On the evening of April 17, the biblical character of Moses was put on trial for aiding and abetting the murder of the Egyptians’ firstborn sons. After nearly 90 minutes of arguments from the prosecution and defense, the audience, which served as jury, found him not guilty on both charges.

The trial, which took place at Cleveland-Marshall College of Law’s moot court room, was the fifth hosted by Kol HaLev, Cleveland’s Reconstructionist Jewish community.

Steven Dettelbach, a partner at BakerHostetler and former U.S. Attorney for the Northern District of Ohio, served as prosecutor during the mock trial. During his opening statements, Dettelbach said Moses was a willing accessory to murder by accepting and executing God’s plan for the Egyptians.

“The evidence will show that Moses actively, repetitively and yes, willingly, helped to make the mass murder of people that he knew were innocent and had nothing to do with what he was doing with pharaoh possible,” Dettelbach stated.

“No one and no act is above the law. Even a great man, even a legend, even Moses is not above the law, because to place one of our legends, one of our leaders above the law, makes him no better than the pharaoh against whom he struggled.”

Charna Sherman, president of Charna E. Sherman Law Offices in Cleveland, defended Moses. She argued during her opening statements that Moses didn’t have the specific intent to facilitate the commission of any crime. Rather, he wanted to rescue the Israeli slaves from slaughter.

“God is the sole actor and the initiator of events precisely to demonstrate his greatness over the idols and rulers of Egypt … Moses is simply the messenger, or as our sages refer to him, as a divine messenger prophet. He took no credit for the words nor left anyone with the impression that that was the case,” Sherman said.

During her arguments, Sherman noted that the Exodus story isn’t subject to just one interpretation, and that the Egyptians and the pharaoh were given nine warnings before the use of any lethal force. She also highlighted the fact that Moses was terrified when God revealed himself to him, and questioned if the audience wouldn’t respond in the same way Moses had if they were faced with God’s presence.

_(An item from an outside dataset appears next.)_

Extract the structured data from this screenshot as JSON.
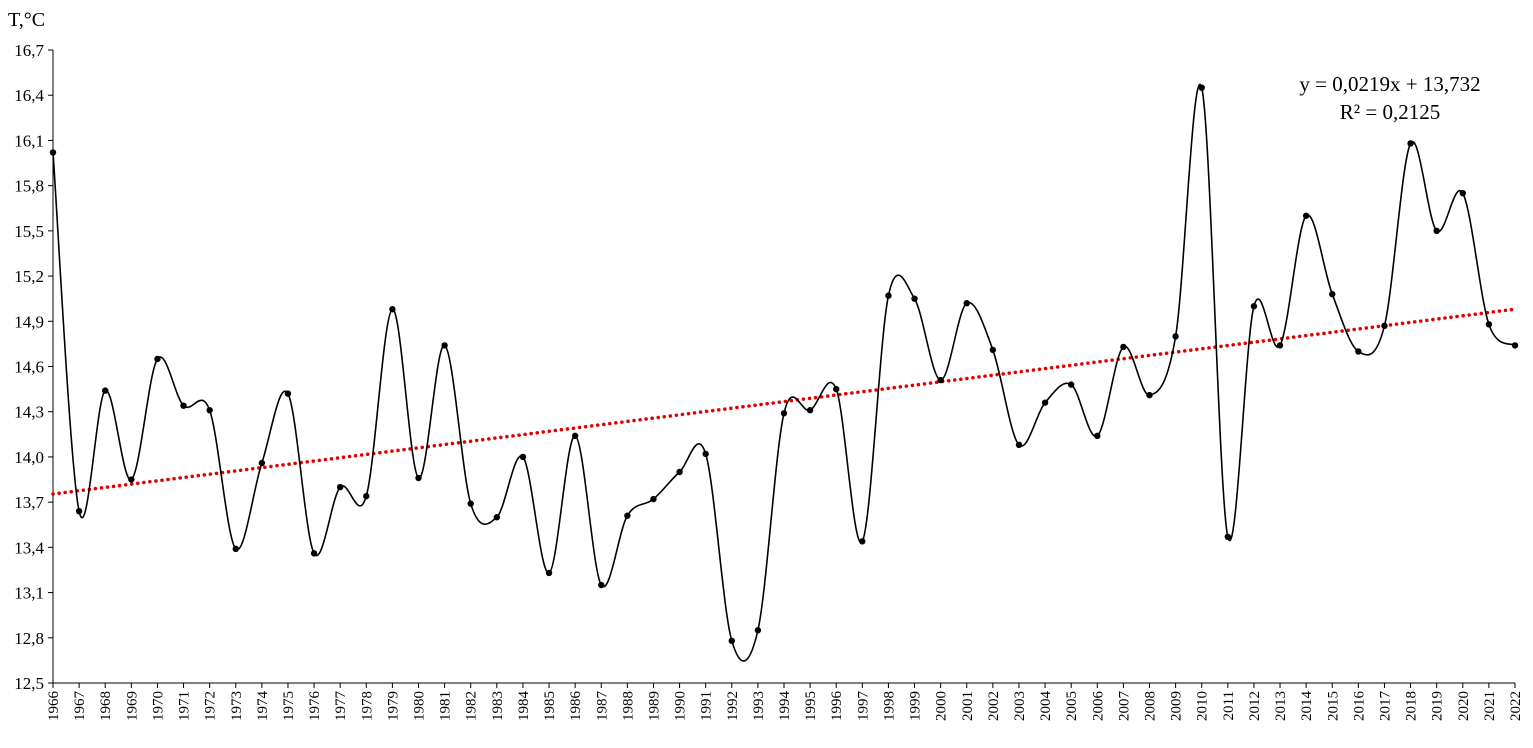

Dettelbach countered by arguing that Moses wasn’t just a passive messenger, and instead chose his own actions. He also brought up the issue of whether the means justified the end and the notion of people killing in God’s name.

“Thousands of people are in danger in our community today and around the world because of people who kill in God’s name, who kill because in their minds their means justify their ends. … Who are we to say to the terrorists or the Nazis or anyone else then that killing in their god’s name isn’t OK? That only killing in our God’s name is OK? We can’t have that. That’s why we have the rule of the law,” Dettelbach said.

After arguments from both sides were heard, audience members cast their ballots. Moses was found not guilty on the charge of murder and not guilty on the charge of aiding and abetting.

Following the mock trial, a brief interfaith panel discussion took place. Natalie Kertes Weaver, associate dean of graduate studies and professor of religious studies at Ursuline College in Pepper Pike, Pastor Richard M. Gibson of Elizabeth Baptist Church in Cleveland, an adjunct law professor at Case Western Reserve University School of Law in Cleveland and co-chair of the Greater Cleveland Congregations, and Rabbi Nancy Fuchs Kreimer, director of the department of multifaith studies and initiatives and an associate professor of religious studies at the Reconstructionist Rabbinical College in Philadelphia, discussed the moral ambiguity found within the Book of Exodus.

Weaver said she views Moses as a sympathetic character, but questioned whether he had the option of telling God “no.” She also views Exodus as a cautionary tale, and said people need to look at the story with moral scrutiny.

For Gibson, he said the mock trial was less about deciding whether or not Moses was guilty and more about debating the underlying issues within the story. He said the Exodus story still resonates with people today who are crying to be free, and noted that there’s often a disconnect between lessons from the past and issues within the community today.

Kreimer said there is a divide over the story of Exodus and the issue of collateral damage. While she doesn’t believe Moses is guilty, she said she thinks the Exodus story and the celebration of Passover make believers wonder who paid the price.

“Even God can’t save the Israelites without killing the Egyptians,” Kreimer said. “This is the tragic reality of our world and time in history. Infinite joy is mingled with sorrow and all parts of this story have to be recognized.”

The Cleveland Jewish News was a media sponsor of the event.